L’Humanité, 18 novembre 2004, par Alain Nicolas

L’art de la fugue dans la taïga

Destins croisés. Révélé à l’occasion de l’ouverture de la saison littéraire russe, Léonid Guirchovitch nous livre une prose picaresque et satirique.

L’élève Léonti Preis est carrément considéré par ses camarades comme un « toqué » Une de ses petites manies est d’enterrer, une fois l’an, un « modèle ». Le « modèle » est une bille en verre dans laquelle on peut voir une bulle. Le jeu, qui n’en est pas un, consiste d’abord à plonger le « modèle » dans la peinture afin que l’existence même de la bulle devienne insoupçonnable. Bizarrerie d’écolier ? Bien sûr, qui n’a pas ses petits fétiches ? « Notre Preis », comme dit l’institutrice, n’en reste pas là. La bulle, le verre, la peinture, il en fait une théorie, qui démontre une intuition aiguë de ce qu’on appellerait, si on était savant, l’ontologie, la métaphysique de l’être. La bulle existe-t-elle pour ceux qui ne l’ont pas vue ? Les objets existent-ils en dehors de notre conscience ? Graves questions, fondamentales mêmes dans une société où le matérialisme est la référence absolue. Les bulles, pour Preis, sont aussi ce qui doit rester caché, l’intime, la pensée libre, les rêves, les désirs : « Un film donné en projection privée sur le revers des paupières, avec Jeanne dans le rôle principal. » « Notre Preis est un grand original », ne peut que constater l’institutrice.
Que faire lorsqu’on est un enfant « original » au fin fond d’un petit village de l’« Ijma » ? L’Ijma est une région de Sibérie où ont un jour « émigré », et pas de leur plein gré, des centaines de milliers de juifs soviétiques. L’Ijma est un territoire imaginaire. Le reste de l’histoire ne l’est pas. Dans le contexte d’un antisémitisme qui atteint son apogée l’année même de la mort de Staline, survivre dans cette région où, de plus, face aux « Fijmiens », les « indigènes », les juifs faisaient figures de colonisateurs tout-puissants, relevait du tour de force. C’est là que se déroule l’enfance et l’adolescence de Léonti, orphelin d’une mère morte dans son enfance, élevé par son père remarié à une Fijmienne » parée des « meilleurs traits de la femme contemporaine ». Dès dix-sept ans, ses essais littéraires, consacrés aux années révolues, grâce à « la langue de bois dont l’air de la classe est littéralement saturé », atteignent « la convention pure ». Un paradoxe pour ce grand original, qui retourne contre eux-mêmes les stéréotypes dont il est gavé, pour accéder, avec la plus conventionnelle des formes, à la moins conformiste des pensées.
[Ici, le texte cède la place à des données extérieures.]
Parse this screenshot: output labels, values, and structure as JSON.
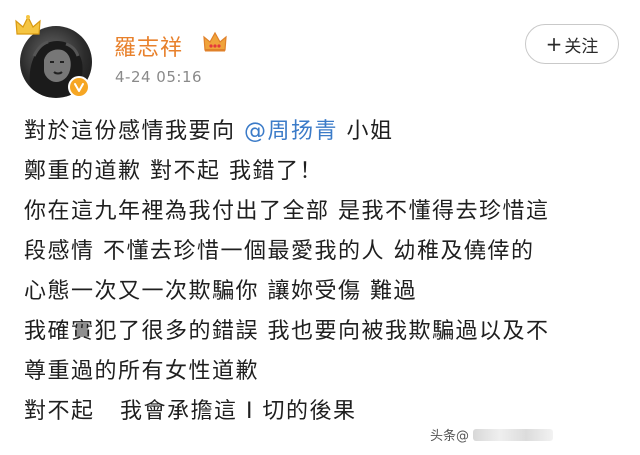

Sans en être vraiment conscient, Preis mène sa guerre contre l’impuissance du passé, contre le présent. Le passé, pour lui, c’est l’enfance de son père, ce sont les circonstances de la mort de sa mère, que l’on dit noyée dans la « petite Pataugeoire ». Une métaphore politique et morale, évidemment, mais aussi une énigme, une histoire d’amour et de pouvoir, une intrigue policière dont l’élucidation progresse au fur et à mesure que Léonti Preis avance en âge et en assurance. Le passé, c’est aussi l’état d’une civilisation ancienne, qui avait perduré, et peut-être même progressé sous la première période du soviétisme, avant que l’antisémitisme stalinien des années cinquante, consacrant l’éviction des éléments juifs, ne précipite la Russie dans la culture traditionnelle, « la peinture sur écorce de bouleaux », comme le note l’auteur dans le « prélude de ce livre, consacré au drame de Chostakovitch, auteur officiel pas vraiment malgré lui, mais presque.
Le roman de Guirchovitch se construit ainsi comme une pièce orchestrale où les destins croisés des artistes, Dimitri, le musicien – un écho du « grand symphoniste national » –, et Léonti, le peintre, composent une fugue – une fuite – dont l’entrelacement thématique se resserre en progressant vers un finale haletant, qu’il serait cruel de dévoiler. Rassurons-nous : cette construction rigoureuse et très maîtrisée, dont l’hétérogénéité est assumée, ne donne pas dans la cérébralité. Le réalisme du traitement des détails et la puissance fraternelle que l’auteur donne à chaque personnage emportent le lecteur dans un mouvement d’adhésion à cet adolescent étrange et familier, qui devient le héros d’un grand roman de formation digne des classiques du genre. Apologie de la fuite, par son sujet, celui du destin d’un peuple condensé dans le parcours de quelques protagonistes, se rattache aussi au courant historique et politique du roman russe du XXe siècle. On peut d’ailleurs s’amuser à le lire comme un « Jivago » inversé, un « Jivago » picaresque et satirique, sans trahir plus que cela l’intention de l’auteur. Une manière de dire le plaisir que prendra le lecteur à ces pages animées par la prose tendre et ironique d’une des révélations de cette génération que nous fait découvrir la saison russe à son ouverture.